La Turquie face à 3 graves déséquilibres économiques
La Turquie à trois défis majeurs à relever : surmonter sa dépendance énergétique, convaincre les financiers étrangers à continuer d’investir dans le pays et pacifier ses relations avec les Etats-Unis.
Surmonter sa dépendance énergétique
Faute de ressources naturelles, la Turquie connait une grande dépendance énergétique. Sa production ne couvre qu’un quart de ses besoins et est constituée pour moitié de combustibles fossiles (charbon pour l’essentiel) et pour l’autre d’énergies renouvelables. Pour le pétrole et le gaz, la quasi-totalité doit être importée, ce qui pèse lourd dans la balance commerciale. Selon le niveau des cours du baril, l’énergie représente entre 40 et 80% du déficit extérieur turc, ce qui pose de sérieux problèmes de financement, mais pas seulement.
La Turquie, c’est compréhensible, s’approvisionne au plus près. D’autant plus qu’à sa porte ou presque, la Russie, l’Iran et l’Iraq font historiquement partie des plus grands pays exportateurs de brut au monde. La photo de 2015 de la structure des approvisionnements donne une représentation assez fidèle de la composition naturelle des importations turques de pétrole : devant la Russie, l’Iran et l’Iraq ont fourni cette année-là plus de 60% de l’or noir consommé par l’économie turque.
Mais ce sont deux pays sous tension, avec de surcroît un pétrole iranien dorénavant totalement placé sous embargo américain. C’est une sérieuse contrainte pour la Turquie. Car si les alternatives existent avec l’Arabie saoudite où la Russie, cela va peser sur l’inflation et les comptes du pays : plus lourd que le brut iranien ou irakien, le brut saoudien est moins adapté aux raffineries turques ce qui entraine un surcoût. Quant au pétrole russe, il coûte beaucoup plus cher que celui du voisin iranien.
Continuer à séduire les investisseurs
Deuxième défi à relever : continuer à séduire les investisseurs étrangers. La croissance turque, comme celle de beaucoup de pays émergents, repose sur l’afflux de capitaux. Les investissements directs étrangers ont explosé à partir de 2002 — pour représenter plus de 20 Md$ avant la grande récession — et sont au cœur du décollage de l’industrie manufacturière avec des points forts dans le textile, l’électroménager ou l’automobile.
Avec ce bémol, c’est la partie à faible valeur ajoutée (généralement l’assemblage) qui est localisée en Turquie. C’est symptomatique d’un pays-atelier, donc dépendant de donneurs d’ordres étrangers : sa production intègre beaucoup de composants importés et, à défaut, se limite à des produits bas de gamme et peu sophistiqués. Les exportations de haute technologie comme l’aérospatial, l’informatique, les produits pharmaceutiques et les instruments scientifiques représentent 2,5% du total des exports de produits manufacturés du pays. Un niveau très faible, nettement inférieur aux autres grands émergents, notamment la Chine. Ce manque de valorisation des exportations se retrouve dans la balance courante, structurellement négative (autour de 4% du PIB).
Pacifier ses relations avec les États-Unis
En clair, la croissance Turque repose sur l’épargne étrangère donc sur la confiance. Pour trouver des financements extérieurs, il y a les investissements directs à l’étranger ou IDE. Sauf qu’ils ne couvrent en moyenne que 30% du déficit courant depuis 2010. Le pays doit donc largement faire appel à la hot money, ces capitaux très volatils à l’affût des meilleurs rendements.
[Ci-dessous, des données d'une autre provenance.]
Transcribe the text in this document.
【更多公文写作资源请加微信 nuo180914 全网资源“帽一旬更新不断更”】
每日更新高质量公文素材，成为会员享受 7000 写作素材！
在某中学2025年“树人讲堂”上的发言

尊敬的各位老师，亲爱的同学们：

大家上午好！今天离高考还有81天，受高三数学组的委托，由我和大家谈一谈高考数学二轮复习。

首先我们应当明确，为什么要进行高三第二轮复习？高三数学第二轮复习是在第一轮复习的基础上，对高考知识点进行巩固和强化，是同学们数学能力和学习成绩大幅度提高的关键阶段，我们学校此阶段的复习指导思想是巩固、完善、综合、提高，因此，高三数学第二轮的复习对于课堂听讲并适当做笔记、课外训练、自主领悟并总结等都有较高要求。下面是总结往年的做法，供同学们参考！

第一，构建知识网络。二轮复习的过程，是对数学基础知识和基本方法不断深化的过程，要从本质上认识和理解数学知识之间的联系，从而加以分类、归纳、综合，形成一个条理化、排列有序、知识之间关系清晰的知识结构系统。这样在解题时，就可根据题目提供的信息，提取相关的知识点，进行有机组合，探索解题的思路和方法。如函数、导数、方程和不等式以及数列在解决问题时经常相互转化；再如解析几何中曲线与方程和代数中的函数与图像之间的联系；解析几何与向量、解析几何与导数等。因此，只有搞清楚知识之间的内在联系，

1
Des capitaux qui ont 1) horreur de l’instabilité politique, 2) horreur des conflits.
Or le torchon brule avec les Etats-Unis. L’évolution de la livre en donne un bon résumé : sa chute face au dollar en août 2018 est la conséquence des mesures de rétorsions américaines sur l’acier et l’aluminium turcs, à la suite d’une grave crise diplomatique liée à la détention en Turquie d’un pasteur américain. Début 2019, ce sont les achats massifs de devises par les ménages et les entreprises turques, sur fond de craintes économiques et de tensions politiques, notamment après l’annulation de l’élection du maire d’opposition d’Istanbul en mai, qui fond de nouveau plonger la monnaie. Depuis janvier 2018, la livre a cédé 34% de sa valeur, avec comme conséquence une hausse de l’inflation importée, une défiance des investisseur, la fragilisation des entreprises, nombreuses à s’être endettées en dollars et l’engloutissement des réserves officielles de change d’une banque centrale qui cherche en vain à contenir la chute de sa monnaie.
La Turquie à trois défis à relever. Trois défis liés qui aujourd’hui s’enchevêtrent dans un cercle vicieux qui pourrait bien porter un coup fatal à la stabilité économique, sociale et politique du pays.